I am writing somthing about Ppumping Lemma. I know that the language L = { a^nb^n| n ≥ 0 } is context-free. But I don't understand how this language satisfies the conditions of pumping lemma (for context-free languages) ?
if we pick the string s = a^pb^p, |s| > p , |vxy| < p and |vy| > 0.
it seems it will be out of the language when we pump it (pump up or down) or there is something I'm missing.

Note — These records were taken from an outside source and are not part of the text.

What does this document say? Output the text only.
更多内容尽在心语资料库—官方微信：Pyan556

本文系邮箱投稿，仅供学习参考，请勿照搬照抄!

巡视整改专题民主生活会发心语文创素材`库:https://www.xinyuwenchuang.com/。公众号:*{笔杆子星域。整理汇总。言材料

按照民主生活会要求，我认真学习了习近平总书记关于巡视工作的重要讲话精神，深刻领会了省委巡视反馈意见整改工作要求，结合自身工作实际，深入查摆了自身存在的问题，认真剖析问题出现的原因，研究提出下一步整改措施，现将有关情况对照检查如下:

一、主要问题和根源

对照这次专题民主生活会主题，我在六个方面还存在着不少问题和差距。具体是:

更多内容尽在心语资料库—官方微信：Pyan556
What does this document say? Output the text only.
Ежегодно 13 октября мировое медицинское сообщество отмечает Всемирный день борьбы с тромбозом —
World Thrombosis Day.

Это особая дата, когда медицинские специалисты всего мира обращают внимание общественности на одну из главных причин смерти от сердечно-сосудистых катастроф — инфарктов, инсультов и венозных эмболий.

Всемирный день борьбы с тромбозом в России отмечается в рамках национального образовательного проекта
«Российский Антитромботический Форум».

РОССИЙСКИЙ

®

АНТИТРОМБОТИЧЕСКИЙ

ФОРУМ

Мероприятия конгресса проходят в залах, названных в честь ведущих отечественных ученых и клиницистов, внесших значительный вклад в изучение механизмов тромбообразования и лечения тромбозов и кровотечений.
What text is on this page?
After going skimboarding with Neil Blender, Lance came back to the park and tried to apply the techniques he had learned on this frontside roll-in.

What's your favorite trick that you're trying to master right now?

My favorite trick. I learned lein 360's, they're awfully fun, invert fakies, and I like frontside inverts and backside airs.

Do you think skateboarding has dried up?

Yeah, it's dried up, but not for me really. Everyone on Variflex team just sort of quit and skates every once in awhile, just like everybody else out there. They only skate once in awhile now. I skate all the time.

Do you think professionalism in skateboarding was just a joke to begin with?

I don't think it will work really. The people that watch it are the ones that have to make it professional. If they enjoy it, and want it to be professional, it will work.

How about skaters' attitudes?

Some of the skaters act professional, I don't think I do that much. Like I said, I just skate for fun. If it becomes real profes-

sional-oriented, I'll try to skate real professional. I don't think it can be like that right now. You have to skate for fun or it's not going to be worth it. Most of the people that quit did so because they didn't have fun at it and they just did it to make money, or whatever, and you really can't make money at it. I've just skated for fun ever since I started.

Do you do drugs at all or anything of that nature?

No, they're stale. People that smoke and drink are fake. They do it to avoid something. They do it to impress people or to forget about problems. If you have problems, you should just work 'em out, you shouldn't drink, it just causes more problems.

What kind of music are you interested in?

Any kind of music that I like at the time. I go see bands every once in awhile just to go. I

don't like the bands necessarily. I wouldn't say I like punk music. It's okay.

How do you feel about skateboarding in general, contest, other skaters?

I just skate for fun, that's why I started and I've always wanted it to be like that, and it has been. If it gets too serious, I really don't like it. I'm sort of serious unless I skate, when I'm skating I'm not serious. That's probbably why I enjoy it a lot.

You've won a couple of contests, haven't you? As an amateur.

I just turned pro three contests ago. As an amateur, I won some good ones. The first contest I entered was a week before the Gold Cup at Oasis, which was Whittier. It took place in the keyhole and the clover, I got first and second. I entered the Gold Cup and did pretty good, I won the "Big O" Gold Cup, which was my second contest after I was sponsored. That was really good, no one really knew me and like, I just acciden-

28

Any explanation would help.
Edit: I am applying pumping lemma to a^nb^n and it fails to stay in the language for all cases. So, why is it Context free?
Best Answer
The thing is that the lemma only says that for a CFL $L$, a $p$ exists such that any string $s$ of length at least $p$ (i.e., $|s| \ge p$) can be decomposed as $s =uvwxy$ with $|vwx|<p$, $vx \neq \varepsilon$ and $uv^nwx^ny \in L$.
Now, in the example, consider $s=A^nB^n$. Take $p = 3$, $v=A$, $x=B$, $u=A^{n-1}$, $w=\varepsilon$ and $y=B^{n-1}$.
Then clearly $|vwx|=2<3$, $vx = AB \neq \varepsilon$ and $uv^mwx^my = A^{n-1}A^mB^mB^{n-1} = A^{m+n-1}B^{m+n-1} \in L$.